Rencontre avec Matthieu Ricard
Matthieu Ricard, fils du philosophe Jean-François Revel et de l’artiste peintre Yahne Le Toumelin part en Inde pour la première fois à vingt et un an où il rencontre de remarquables maîtres spirituels tibétains. Après avoir complété sa thèse en génétique cellulaire à l’Institut Pasteur, il décide de s’établir dans l’Himalaya à vingt six ans, étudiant et pratiquant le bouddhisme. Il réside actuellement au monastère de Shéchèn au Népal. Il est aujourd’hui l’interprète français du Dalaï-lama depuis 1989. Accessoirement, il photographie depuis plus de quarante ans les maîtres spirituels, la vie dans les monastères, l’art et les paysages du Tibet, du Bhoutan et du Népal.

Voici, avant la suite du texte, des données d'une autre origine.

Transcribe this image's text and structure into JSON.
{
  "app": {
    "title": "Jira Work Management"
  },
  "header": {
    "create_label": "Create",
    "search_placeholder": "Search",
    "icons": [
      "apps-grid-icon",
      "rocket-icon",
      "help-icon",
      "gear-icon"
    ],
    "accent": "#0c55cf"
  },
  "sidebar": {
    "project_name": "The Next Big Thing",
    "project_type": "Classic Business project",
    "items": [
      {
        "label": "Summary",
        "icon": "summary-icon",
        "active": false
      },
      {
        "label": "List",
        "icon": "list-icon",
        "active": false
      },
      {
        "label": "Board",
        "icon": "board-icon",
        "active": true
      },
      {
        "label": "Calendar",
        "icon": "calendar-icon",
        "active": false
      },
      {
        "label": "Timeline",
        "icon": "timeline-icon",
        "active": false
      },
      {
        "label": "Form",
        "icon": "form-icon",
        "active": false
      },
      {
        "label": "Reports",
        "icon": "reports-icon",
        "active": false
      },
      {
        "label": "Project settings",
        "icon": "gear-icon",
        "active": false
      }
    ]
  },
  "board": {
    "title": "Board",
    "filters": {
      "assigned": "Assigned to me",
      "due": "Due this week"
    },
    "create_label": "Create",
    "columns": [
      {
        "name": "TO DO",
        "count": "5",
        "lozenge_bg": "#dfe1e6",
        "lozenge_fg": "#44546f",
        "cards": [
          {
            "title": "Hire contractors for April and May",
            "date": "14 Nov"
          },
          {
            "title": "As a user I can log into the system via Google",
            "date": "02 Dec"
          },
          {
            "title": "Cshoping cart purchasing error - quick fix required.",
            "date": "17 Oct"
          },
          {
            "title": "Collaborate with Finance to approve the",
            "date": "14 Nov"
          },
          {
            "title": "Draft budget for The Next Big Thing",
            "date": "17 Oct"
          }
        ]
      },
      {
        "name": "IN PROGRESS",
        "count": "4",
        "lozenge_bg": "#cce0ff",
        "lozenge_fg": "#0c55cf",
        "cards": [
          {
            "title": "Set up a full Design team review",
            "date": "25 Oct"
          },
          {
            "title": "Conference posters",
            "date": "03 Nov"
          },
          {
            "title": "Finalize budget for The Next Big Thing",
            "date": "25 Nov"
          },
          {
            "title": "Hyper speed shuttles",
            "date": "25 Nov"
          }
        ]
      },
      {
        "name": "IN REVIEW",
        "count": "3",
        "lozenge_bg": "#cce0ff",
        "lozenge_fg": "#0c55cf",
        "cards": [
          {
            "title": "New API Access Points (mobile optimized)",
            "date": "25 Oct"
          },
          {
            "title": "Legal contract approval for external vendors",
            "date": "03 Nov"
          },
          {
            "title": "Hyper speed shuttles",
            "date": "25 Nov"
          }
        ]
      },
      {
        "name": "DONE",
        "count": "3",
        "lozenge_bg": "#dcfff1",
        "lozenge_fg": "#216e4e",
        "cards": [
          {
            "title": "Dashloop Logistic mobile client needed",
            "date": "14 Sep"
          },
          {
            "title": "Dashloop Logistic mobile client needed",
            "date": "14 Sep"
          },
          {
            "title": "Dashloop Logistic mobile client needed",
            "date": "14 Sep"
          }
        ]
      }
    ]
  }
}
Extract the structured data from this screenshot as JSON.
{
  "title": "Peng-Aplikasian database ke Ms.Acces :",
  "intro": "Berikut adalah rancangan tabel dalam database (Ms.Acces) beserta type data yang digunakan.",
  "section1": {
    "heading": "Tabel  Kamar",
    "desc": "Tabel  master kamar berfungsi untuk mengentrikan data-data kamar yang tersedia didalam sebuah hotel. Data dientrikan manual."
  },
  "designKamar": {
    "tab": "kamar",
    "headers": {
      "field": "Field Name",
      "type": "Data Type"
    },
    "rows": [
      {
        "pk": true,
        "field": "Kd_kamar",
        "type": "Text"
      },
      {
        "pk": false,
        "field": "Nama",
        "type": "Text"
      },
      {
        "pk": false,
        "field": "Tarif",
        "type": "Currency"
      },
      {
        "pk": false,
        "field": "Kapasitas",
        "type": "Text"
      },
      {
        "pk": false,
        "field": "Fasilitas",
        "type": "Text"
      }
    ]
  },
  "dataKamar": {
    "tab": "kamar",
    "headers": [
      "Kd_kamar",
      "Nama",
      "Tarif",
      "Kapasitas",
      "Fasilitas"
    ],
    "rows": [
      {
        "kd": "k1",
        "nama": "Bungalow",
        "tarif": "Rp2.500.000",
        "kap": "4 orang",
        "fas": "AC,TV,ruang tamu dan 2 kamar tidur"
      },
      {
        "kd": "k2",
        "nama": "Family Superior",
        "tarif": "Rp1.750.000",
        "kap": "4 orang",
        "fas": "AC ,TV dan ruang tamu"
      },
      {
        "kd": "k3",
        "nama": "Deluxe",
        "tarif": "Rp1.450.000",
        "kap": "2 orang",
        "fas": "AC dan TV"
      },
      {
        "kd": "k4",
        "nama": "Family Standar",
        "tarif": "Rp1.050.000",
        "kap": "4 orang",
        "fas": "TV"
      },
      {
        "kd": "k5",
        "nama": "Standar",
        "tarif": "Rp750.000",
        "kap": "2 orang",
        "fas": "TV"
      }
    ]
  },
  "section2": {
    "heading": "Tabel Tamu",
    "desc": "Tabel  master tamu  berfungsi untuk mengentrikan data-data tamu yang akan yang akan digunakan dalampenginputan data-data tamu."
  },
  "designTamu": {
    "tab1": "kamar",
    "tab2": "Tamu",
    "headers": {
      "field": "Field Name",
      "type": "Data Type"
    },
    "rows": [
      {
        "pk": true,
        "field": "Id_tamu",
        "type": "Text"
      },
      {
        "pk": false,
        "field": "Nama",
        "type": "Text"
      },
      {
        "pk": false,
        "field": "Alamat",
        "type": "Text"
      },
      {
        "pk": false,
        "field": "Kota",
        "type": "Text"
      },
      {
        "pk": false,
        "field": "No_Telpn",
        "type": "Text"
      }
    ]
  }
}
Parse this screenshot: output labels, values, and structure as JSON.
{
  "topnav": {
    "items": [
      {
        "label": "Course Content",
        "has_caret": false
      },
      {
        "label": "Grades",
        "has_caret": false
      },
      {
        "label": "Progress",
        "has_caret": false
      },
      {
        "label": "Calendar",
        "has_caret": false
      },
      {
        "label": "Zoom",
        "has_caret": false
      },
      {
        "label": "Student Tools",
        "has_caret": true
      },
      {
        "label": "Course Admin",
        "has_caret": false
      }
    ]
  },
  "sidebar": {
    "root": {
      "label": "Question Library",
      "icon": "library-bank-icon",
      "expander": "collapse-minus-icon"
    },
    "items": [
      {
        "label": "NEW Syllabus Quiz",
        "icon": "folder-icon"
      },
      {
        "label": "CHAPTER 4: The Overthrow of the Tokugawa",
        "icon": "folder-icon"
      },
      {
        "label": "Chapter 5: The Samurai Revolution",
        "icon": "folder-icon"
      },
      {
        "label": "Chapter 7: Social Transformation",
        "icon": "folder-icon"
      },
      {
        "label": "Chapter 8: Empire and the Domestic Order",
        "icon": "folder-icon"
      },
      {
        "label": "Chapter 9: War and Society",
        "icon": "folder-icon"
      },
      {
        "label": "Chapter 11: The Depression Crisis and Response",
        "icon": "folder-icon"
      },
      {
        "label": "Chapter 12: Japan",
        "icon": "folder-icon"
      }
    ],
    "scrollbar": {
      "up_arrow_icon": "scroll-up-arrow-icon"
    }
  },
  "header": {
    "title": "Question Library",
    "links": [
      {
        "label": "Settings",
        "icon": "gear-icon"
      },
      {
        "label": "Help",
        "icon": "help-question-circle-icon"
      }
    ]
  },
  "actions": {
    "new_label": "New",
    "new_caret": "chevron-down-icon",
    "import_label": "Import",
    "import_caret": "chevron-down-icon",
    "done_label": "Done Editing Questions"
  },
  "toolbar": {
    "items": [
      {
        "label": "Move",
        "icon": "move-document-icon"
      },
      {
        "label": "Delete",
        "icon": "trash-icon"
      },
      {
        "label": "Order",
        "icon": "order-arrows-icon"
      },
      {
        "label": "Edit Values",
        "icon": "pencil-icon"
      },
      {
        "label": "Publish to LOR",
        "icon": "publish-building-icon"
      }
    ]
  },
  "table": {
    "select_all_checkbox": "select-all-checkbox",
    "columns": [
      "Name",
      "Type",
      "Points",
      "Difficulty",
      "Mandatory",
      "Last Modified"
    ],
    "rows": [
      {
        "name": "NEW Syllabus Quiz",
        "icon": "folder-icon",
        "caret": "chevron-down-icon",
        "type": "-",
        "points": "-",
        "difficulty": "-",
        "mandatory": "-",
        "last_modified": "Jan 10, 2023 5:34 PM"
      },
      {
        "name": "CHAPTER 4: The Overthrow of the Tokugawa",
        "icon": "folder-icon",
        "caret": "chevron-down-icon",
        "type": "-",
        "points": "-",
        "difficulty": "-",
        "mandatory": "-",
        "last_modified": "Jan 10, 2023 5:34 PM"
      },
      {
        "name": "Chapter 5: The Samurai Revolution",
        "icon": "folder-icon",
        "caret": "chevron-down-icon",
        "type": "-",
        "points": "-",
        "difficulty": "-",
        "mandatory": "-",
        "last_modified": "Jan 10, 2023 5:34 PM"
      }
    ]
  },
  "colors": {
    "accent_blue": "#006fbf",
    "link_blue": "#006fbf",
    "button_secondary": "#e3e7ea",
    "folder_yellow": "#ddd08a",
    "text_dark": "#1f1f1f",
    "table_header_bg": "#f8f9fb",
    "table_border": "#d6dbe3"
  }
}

La relation maître-disciple, est-elle indispensable à l’épanouissement spirituel ?
Quand j’écrit un petit livre sur la méditation, du fait qu’on me demande souvent “Comment commencer?”, je savais qu’ un petit manuel de méditation ne suffisait pas. Certes, ce manuel est fondé sur les enseignements et les paroles de maîtres spirituels authentiques, mais rien ne remplace une transmission vivante. Mais vers qui se tourner ? Au Tibet, tout le monde sait où il y a des maîtres spirituels, des ermites, ça fait partie de la vie de tous les jours. Ici, ils sont présents, bien sûr, mais cela fait moins partie de notre culture.
Le Dalaï-lama propose de promouvoir les valeurs humaines indépendamment des religions. Déjà, cela serait tellement énorme pour la société et cela pourrait toucher tout le monde. Si nous mettions dans l’éducation les valeurs éthiques séculières comme la tolérance, la bienveillance, la coopération, cela aiderait beaucoup.
Le bouddhisme n’est pas une spiritualité théiste. Elle parle d’une perfection qui est présente en nous tous, la ” nature de Bouddha “. Ces valeurs humaines que sont la bonté, la faculté de coopérer, l’empathie et le fait qu’on peut trouver la paix en soi, c’est cela la base….
Qui serait contre l’honnêteté, la bonté ? L’altruisme est une nécessité. La tolérance est une nécessité. Le fait de ne pas être complètement fasciné par la société de consommation, de savoir se contenter, est un grand soutien dans l’existence. Le fait de ressentir un sentiment de plénitude n’est-il pas précieux dans notre existence, du jour de notre naissance jusqu’au jour de notre mort ? La religion est un choix facultatif qui regarde tout un chacun. Si vous voulez utiliser la religion pour approfondir l’amour altruiste, l’amplifier, le multiplier, cela vous appartient. Le Dalaï-lama dit souvent qu’en tant qu’être humain, il souhaite promouvoir les valeurs humaines et en tant que moine bouddhiste, il souhaite promouvoir l’harmonie entre les religions. Il dit : « Jusqu’à ma mort je poursuivrai la promotion de ces deux points ».
Le plus important, c’est de promouvoir l’amour altruiste, tout le reste suit. Sans bienveillance, sollicitude, considération pour l’autre, rien ne marche. C’est « le corps » de Plaidoyer pour l’altruisme qui vient d’être publié. L’altruisme n’est pas une utopie, un idéal naïf, un luxe qu’on peut se payer quand tout va bien, c’est une nécessité.